でも階段をのぼりきって見える景色に、狐の像がなかった。
もしかして本当に仁王は存在しないのか、今までずっと長い夢を見ていたのか。頭が混乱し、気持ち悪い汗がでる。急なひどい動悸に襲われたせいか足元がふらついた。少ししゃがんでも良いだろうか、額を流れる汗を手で拭いながら近くの椅子にゆっくりと腰を下ろした。
「大丈夫ですか?」
頭上からふってきた声に顔を上げると、あのおじいさんがいた。でもこのおじいさんとの記憶だって私が作り上げたものかもしれない。それともまだ夢を見ているのだろうか、そうだとしたらすごく夢見悪いんだなと思った。
「あ……すみません、もう行くので」
神聖な場所で休むという罪悪感から立ち上がろうとすると、おじいさんは私の肩に手を置いた。
「顔色が悪い、ゆっくりしてください」
「ごめんなさい、お言葉に甘えさせていただきます」
「私もお隣良いですか?少しあなたとお話しがしたい」
「はい」
スカートの裾を寄せながら少し横にずれる。失礼します、そう言うとおじいさんは隣に腰かけた。
「体調が悪い時にすみません、あなたには話しておくべきだと思ったのです」
「なんでしょうか?」
「ひとまず、お久しぶりです。私はあなたの生まれ育った土地を守っている者です」
「もしかして、兎が神使の、神様ですか?」
「ええ、大きくなりましたね」
ニッコリ笑った顔はひどく私を安心させた。
神様は続けて話した。私が産まれた時から見ていたこと、神使が見えた時は驚いたが納得したこと。ここの神様とはよく交流をする仲であること、仁王のことを神使になる前からかわいがっていること。

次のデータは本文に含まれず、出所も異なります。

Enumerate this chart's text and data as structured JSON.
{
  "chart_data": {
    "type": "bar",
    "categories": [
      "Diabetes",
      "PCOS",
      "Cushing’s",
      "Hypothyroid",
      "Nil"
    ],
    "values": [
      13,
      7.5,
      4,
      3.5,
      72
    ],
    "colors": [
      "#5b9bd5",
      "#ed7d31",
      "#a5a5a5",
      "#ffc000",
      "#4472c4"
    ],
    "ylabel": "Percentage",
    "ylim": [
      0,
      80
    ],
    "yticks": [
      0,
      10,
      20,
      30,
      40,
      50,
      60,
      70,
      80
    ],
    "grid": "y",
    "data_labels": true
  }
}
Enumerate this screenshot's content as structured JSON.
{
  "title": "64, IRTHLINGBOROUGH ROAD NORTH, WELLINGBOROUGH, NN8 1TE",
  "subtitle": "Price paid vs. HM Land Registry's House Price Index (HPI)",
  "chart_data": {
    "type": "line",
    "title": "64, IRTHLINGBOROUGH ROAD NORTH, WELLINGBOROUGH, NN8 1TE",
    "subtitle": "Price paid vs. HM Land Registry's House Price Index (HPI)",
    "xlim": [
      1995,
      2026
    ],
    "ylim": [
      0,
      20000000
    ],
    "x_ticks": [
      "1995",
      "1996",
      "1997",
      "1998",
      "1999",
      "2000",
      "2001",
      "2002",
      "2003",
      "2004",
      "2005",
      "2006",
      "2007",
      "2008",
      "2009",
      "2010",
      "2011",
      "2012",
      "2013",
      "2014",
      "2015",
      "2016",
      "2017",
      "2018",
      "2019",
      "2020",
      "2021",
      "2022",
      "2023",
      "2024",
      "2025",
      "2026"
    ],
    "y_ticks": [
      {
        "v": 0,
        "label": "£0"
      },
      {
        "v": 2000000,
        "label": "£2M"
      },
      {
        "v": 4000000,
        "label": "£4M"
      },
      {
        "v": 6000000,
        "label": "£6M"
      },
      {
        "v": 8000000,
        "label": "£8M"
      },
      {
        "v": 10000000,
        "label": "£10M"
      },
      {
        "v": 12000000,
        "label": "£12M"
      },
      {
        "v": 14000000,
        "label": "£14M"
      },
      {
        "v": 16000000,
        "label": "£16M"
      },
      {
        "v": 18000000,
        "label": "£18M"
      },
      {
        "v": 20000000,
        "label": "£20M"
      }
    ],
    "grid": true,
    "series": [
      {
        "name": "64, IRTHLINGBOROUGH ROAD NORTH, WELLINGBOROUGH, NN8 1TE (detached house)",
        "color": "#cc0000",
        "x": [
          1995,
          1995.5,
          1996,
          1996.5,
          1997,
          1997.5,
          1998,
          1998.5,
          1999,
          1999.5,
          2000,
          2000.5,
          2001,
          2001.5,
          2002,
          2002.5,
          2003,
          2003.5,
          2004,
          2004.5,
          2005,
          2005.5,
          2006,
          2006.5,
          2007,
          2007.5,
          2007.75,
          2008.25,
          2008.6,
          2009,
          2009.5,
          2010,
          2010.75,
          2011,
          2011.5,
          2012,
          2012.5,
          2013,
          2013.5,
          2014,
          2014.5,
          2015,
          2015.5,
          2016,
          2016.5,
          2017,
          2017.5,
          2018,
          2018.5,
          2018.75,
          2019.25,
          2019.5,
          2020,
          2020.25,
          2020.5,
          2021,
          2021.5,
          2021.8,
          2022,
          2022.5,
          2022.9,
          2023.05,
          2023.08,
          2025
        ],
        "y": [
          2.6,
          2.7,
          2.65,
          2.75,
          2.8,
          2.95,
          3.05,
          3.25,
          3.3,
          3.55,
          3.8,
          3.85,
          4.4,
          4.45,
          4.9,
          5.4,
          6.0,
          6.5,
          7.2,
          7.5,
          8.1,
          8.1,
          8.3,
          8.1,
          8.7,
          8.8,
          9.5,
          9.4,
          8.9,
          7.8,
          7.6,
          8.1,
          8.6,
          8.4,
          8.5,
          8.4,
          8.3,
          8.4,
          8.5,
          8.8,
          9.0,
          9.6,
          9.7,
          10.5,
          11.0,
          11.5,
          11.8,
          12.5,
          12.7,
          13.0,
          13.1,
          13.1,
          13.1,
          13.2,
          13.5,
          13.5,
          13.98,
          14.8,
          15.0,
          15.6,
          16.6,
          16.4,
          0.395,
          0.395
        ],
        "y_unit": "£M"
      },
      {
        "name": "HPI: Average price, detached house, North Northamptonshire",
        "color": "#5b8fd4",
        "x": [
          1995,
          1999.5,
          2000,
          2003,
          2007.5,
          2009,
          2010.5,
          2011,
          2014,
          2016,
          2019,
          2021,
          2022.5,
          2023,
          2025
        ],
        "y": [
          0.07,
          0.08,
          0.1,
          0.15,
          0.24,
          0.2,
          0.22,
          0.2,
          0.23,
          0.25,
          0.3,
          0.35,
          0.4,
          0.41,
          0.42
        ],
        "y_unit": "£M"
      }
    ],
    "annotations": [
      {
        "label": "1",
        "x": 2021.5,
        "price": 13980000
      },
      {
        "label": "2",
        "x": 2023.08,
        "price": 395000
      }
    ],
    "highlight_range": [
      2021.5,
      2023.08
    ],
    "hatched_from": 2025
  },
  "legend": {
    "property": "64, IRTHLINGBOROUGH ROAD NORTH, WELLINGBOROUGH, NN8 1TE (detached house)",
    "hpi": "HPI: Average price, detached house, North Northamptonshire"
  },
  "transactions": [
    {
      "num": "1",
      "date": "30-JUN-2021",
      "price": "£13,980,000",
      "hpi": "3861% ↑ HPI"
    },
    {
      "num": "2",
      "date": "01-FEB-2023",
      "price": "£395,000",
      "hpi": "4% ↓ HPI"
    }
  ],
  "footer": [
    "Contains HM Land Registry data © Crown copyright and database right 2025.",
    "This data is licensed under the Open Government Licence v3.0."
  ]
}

「じゃあ、やっぱり仁王はいるんですよね?みんな知らないって言うから、私なんでかわからなくて、ここに来ても像は無くなってるし」
言葉を詰まらせながらそう聞くと、さっきまでの笑顔は消え真剣な表情になった。
「本当に、わかりませんか?」
「なんで、だって……」
その言い方だと私は原因を知っていることになる。仁王との会話の記憶をできる限り掘り起こす。そして一番初めに会った時の会話を思い出した。
「もしかして……でも待って、私、名前聞いてない!」
本名を知られると消えてなくなる、そう言っていた。でも私は聞いていない。そう訴えたが苦しそうに首を横にふった。
「彼は一番してはいけないことをした。だからここの神があなたとみんなの記憶を消したんです」
「私は、仁王のこと覚えてるのに?」
「あなたはやはりちょっと特別みたいですね」
それは神使が見えたことを話しているのだろうか、こんなに辛い思いをするなら特別じゃなくていい。いっそみんなのように忘れられたら良かったのに、そう思ってしまった。